Namyoon WOO  Hyungsoo JUNG  Heon Young YEOM  Taesoon PARK  Hyungwoo PARK  

IEICE TRANSACTIONS on Information and Systems   Vol.E87-D   No.7   pp.1820-1828
Publication Date: 2004/07/01
Online ISSN: 
Print ISSN: 0916-8532
Type of Manuscript: Special Section PAPER (Special Section on Hardware/Software Support for High Performance Scientific and Engineering Computing)
Category: Distributed, Grid and P2P Computing
fault-tolerance,  checkpoint,  consistent recovery,  MPI,  grid computing,  

Full Text: PDF>>
Buy this Article

Fault-tolerance is an essential feature of the distributed systems where the possibility of a failure increases with the growth of the system. In spite of extensive researches over two decades, fault-tolerance systems have not succeeded in practical use. It is due to the high overhead and the unhandiness of the previous fault-tolerance systems. In this paper, we propose MPICH-GF, a user-transparent checkpointing system for grid-enabled MPICH. Our objectives are to fill the gap between the theory and the practice of fault-tolerance systems, and to provide a checkpointing-recovery system for grids. To build a fault-tolerant MPICH version, we have designed task migration, dynamic process management, and atomic message transfer.
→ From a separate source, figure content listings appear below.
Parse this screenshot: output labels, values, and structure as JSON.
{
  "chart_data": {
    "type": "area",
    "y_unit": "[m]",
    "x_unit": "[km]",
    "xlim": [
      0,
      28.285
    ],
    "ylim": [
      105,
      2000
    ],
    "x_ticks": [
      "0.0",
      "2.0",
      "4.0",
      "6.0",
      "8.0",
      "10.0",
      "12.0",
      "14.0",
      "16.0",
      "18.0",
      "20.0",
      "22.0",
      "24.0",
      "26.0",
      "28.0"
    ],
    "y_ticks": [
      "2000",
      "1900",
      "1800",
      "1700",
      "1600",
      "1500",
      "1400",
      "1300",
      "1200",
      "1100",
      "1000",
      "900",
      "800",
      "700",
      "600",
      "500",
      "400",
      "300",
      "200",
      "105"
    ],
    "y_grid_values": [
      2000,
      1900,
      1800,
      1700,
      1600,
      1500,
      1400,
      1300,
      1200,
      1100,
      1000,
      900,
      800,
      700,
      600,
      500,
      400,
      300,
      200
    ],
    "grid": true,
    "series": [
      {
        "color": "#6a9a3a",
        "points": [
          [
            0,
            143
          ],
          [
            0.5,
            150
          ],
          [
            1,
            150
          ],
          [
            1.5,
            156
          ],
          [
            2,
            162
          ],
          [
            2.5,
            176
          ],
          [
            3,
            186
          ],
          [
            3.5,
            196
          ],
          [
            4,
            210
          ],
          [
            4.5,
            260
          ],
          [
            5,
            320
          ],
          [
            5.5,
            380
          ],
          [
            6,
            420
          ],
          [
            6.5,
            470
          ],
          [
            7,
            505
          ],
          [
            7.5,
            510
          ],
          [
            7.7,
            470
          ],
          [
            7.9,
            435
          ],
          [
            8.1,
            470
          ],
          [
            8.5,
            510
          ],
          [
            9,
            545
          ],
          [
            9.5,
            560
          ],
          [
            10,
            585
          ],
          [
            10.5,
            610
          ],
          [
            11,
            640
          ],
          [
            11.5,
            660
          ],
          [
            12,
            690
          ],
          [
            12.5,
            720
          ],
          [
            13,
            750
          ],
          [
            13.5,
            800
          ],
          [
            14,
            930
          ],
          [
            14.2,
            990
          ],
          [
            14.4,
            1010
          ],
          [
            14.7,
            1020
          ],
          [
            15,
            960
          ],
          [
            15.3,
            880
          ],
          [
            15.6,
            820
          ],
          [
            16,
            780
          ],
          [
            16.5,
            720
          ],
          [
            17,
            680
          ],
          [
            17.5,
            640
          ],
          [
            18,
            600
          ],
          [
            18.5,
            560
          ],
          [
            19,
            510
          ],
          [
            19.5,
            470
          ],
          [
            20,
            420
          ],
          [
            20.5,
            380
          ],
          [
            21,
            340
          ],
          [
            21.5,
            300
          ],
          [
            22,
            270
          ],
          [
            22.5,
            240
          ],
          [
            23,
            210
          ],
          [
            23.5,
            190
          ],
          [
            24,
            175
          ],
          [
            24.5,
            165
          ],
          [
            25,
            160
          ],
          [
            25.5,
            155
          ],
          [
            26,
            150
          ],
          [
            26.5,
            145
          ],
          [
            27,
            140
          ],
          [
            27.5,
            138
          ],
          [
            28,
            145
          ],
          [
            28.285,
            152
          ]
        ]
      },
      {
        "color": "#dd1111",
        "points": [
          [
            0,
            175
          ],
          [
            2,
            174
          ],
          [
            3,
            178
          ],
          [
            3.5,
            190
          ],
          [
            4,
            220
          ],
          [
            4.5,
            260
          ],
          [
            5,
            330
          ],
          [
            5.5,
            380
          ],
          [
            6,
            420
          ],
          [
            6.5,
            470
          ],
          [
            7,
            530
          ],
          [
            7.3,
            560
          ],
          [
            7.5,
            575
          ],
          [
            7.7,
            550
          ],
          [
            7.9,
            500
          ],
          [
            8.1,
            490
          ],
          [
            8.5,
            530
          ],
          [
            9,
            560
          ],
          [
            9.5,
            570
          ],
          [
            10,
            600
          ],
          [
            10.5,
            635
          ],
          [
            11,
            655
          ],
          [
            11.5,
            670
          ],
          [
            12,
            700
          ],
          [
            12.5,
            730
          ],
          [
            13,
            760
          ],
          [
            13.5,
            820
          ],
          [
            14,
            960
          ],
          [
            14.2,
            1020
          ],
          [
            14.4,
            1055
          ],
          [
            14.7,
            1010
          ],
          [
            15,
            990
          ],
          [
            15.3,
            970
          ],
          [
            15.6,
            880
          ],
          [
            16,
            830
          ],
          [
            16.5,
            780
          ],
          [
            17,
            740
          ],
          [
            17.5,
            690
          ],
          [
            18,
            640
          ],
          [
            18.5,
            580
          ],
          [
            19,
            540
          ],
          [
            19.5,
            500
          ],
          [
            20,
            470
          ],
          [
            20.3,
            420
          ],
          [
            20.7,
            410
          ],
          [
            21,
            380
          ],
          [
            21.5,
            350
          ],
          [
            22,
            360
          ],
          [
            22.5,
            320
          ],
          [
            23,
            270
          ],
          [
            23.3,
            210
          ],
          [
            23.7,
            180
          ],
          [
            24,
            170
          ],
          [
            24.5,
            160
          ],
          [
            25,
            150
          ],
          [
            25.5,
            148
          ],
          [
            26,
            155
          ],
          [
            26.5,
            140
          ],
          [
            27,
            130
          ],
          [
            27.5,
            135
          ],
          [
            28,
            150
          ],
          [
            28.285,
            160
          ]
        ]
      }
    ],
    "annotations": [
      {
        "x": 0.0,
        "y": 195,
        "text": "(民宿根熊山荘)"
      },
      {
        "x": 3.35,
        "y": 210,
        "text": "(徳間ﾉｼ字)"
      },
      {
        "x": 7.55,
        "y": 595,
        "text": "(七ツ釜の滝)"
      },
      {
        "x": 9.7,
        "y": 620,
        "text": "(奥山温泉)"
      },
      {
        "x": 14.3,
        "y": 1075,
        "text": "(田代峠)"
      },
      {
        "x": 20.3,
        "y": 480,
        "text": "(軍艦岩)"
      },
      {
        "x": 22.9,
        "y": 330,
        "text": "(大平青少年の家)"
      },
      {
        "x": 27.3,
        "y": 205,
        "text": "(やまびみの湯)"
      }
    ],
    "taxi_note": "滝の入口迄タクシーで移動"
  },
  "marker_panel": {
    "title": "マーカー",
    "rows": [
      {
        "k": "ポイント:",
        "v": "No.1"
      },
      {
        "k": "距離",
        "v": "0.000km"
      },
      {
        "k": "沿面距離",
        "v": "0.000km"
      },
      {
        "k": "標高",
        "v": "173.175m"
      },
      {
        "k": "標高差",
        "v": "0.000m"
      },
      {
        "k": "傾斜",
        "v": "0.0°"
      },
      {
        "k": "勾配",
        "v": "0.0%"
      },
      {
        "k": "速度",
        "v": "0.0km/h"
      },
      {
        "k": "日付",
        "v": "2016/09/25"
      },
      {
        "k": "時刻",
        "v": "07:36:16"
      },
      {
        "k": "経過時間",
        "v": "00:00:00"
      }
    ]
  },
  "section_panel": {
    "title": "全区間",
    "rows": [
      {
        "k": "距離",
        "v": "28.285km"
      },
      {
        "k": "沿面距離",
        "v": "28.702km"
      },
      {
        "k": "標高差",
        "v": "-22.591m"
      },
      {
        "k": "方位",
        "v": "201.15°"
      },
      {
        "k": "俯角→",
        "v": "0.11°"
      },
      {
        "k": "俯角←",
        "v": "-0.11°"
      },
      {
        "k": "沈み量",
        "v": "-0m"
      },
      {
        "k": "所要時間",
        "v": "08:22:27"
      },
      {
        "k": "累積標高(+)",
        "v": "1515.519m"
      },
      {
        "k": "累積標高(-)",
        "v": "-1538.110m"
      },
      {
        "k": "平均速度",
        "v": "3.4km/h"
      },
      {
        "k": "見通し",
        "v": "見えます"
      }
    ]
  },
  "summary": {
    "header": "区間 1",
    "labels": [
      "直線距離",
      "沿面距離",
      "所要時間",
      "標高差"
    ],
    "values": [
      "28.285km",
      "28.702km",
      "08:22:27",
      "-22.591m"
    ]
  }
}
MPICH-GF requires no modification of application source codes, and it affects the MPICH communication characteristics as less as possible. The features of MPICH-GF are that it supports the direct message transfer mode and that all of the implementation has been done at the lower layer, that is, the abstract device level. We have evaluated MPICH-GF using NPB applications on Globus middleware.